Presentation Trumpet, New Jersey Company, No. 4. Image courtesy of the National Museum of American History:

Preserving the past. It always upsets me when I see a military veteran’s memorabilia, uniforms, medals, even their burial flag, discarded or for sale at antique stores. Where are the relatives, decedents, or compatriots that should have honored and preserved the memory of this individual’s service and sacrifice?

It is similar to the fire service paraphernalia that represents the service of career and volunteer firefighters. I find personal items such as plaques, ceremonial items, and other honors, along with former equipment mementos of one’s fire service occupation or avocation discarded or in poor condition and being sold. Why are these not treasured and honored memories of some family member, or at least being preserved as an example of fire service history and traditions?

Over my 40 plus years in the fire service, I developed an appreciation for our profession’s heritage.
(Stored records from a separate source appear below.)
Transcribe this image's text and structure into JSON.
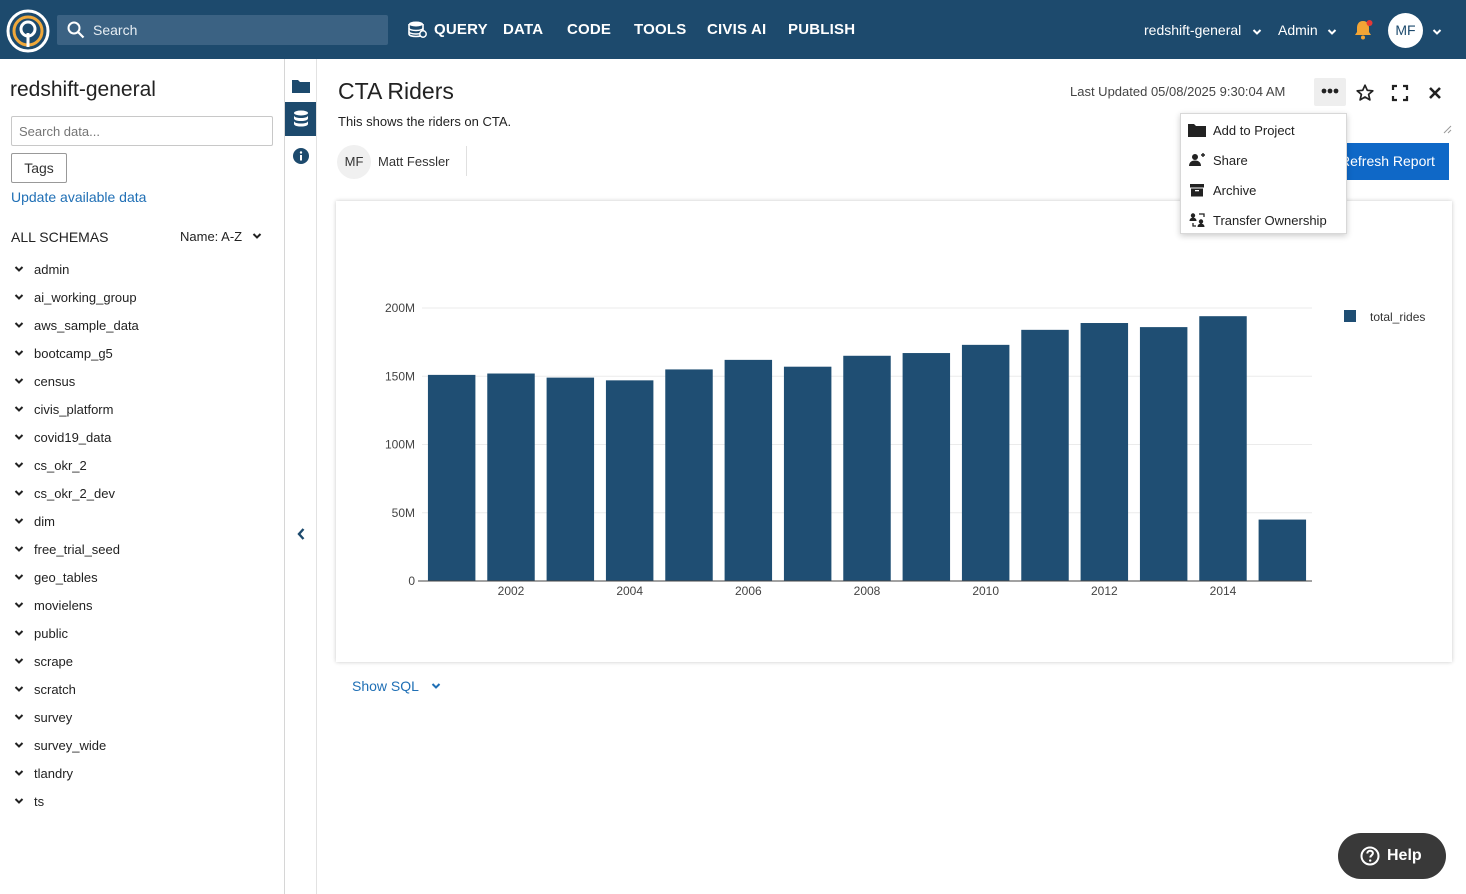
{
  "nav": {
    "search_placeholder": "Search",
    "items": [
      "QUERY",
      "DATA",
      "CODE",
      "TOOLS",
      "CIVIS AI",
      "PUBLISH"
    ],
    "database": "redshift-general",
    "role": "Admin",
    "user_initials": "MF"
  },
  "sidebar": {
    "title": "redshift-general",
    "search_placeholder": "Search data...",
    "tags_label": "Tags",
    "update_link": "Update available data",
    "schemas_heading": "ALL SCHEMAS",
    "sort_label": "Name: A-Z",
    "schemas": [
      "admin",
      "ai_working_group",
      "aws_sample_data",
      "bootcamp_g5",
      "census",
      "civis_platform",
      "covid19_data",
      "cs_okr_2",
      "cs_okr_2_dev",
      "dim",
      "free_trial_seed",
      "geo_tables",
      "movielens",
      "public",
      "scrape",
      "scratch",
      "survey",
      "survey_wide",
      "tlandry",
      "ts"
    ]
  },
  "report": {
    "title": "CTA Riders",
    "description": "This shows the riders on CTA.",
    "owner_initials": "MF",
    "owner_name": "Matt Fessler",
    "last_updated": "Last Updated 05/08/2025 9:30:04 AM",
    "refresh_label": "Refresh Report",
    "show_sql": "Show SQL"
  },
  "menu": {
    "items": [
      {
        "label": "Add to Project",
        "icon": "folder-icon"
      },
      {
        "label": "Share",
        "icon": "share-user-icon"
      },
      {
        "label": "Archive",
        "icon": "archive-icon"
      },
      {
        "label": "Transfer Ownership",
        "icon": "transfer-icon"
      }
    ]
  },
  "help_label": "Help",
  "colors": {
    "nav_bg": "#1d4a6d",
    "bar": "#1f4e73",
    "link": "#1f6fb5",
    "primary_button": "#0f68c7"
  },
  "chart_data": {
    "type": "bar",
    "x": [
      2001,
      2002,
      2003,
      2004,
      2005,
      2006,
      2007,
      2008,
      2009,
      2010,
      2011,
      2012,
      2013,
      2014,
      2015
    ],
    "series": [
      {
        "name": "total_rides",
        "values": [
          151000000,
          152000000,
          149000000,
          147000000,
          155000000,
          162000000,
          157000000,
          165000000,
          167000000,
          173000000,
          184000000,
          189000000,
          186000000,
          194000000,
          45000000
        ]
      }
    ],
    "x_ticks": [
      "2002",
      "2004",
      "2006",
      "2008",
      "2010",
      "2012",
      "2014"
    ],
    "y_ticks": [
      "0",
      "50M",
      "100M",
      "150M",
      "200M"
    ],
    "ylim": [
      0,
      200000000
    ],
    "legend_position": "top-right",
    "grid": true
  }
}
I found myself becoming a curator or conservator of our history and traditions. In so doing, I have learned much about the past and its meaning to our future. Recently I reinstated and preserved a fire service speaking trumpet. If you are in the fire service and do not know what that is, you need to spend some time studying fire service history. I rescued it from a serious state of deterioration, and after substantial work to remove the corrosion and polish it, it was returned to somewhat of its former glory. Based on the little history I could find with the item, it was undoubtedly a presentation trumpet to a chief who retired in the 1940s for their long dedicated service. As I carefully restored and polished this artifact, I wondered about the life and service of this individual and what sacrifices he may have made to fulfill his life-long commitment to the fire service. What a disappointment it had been so poorly maintained, and then heedlessly disposed of.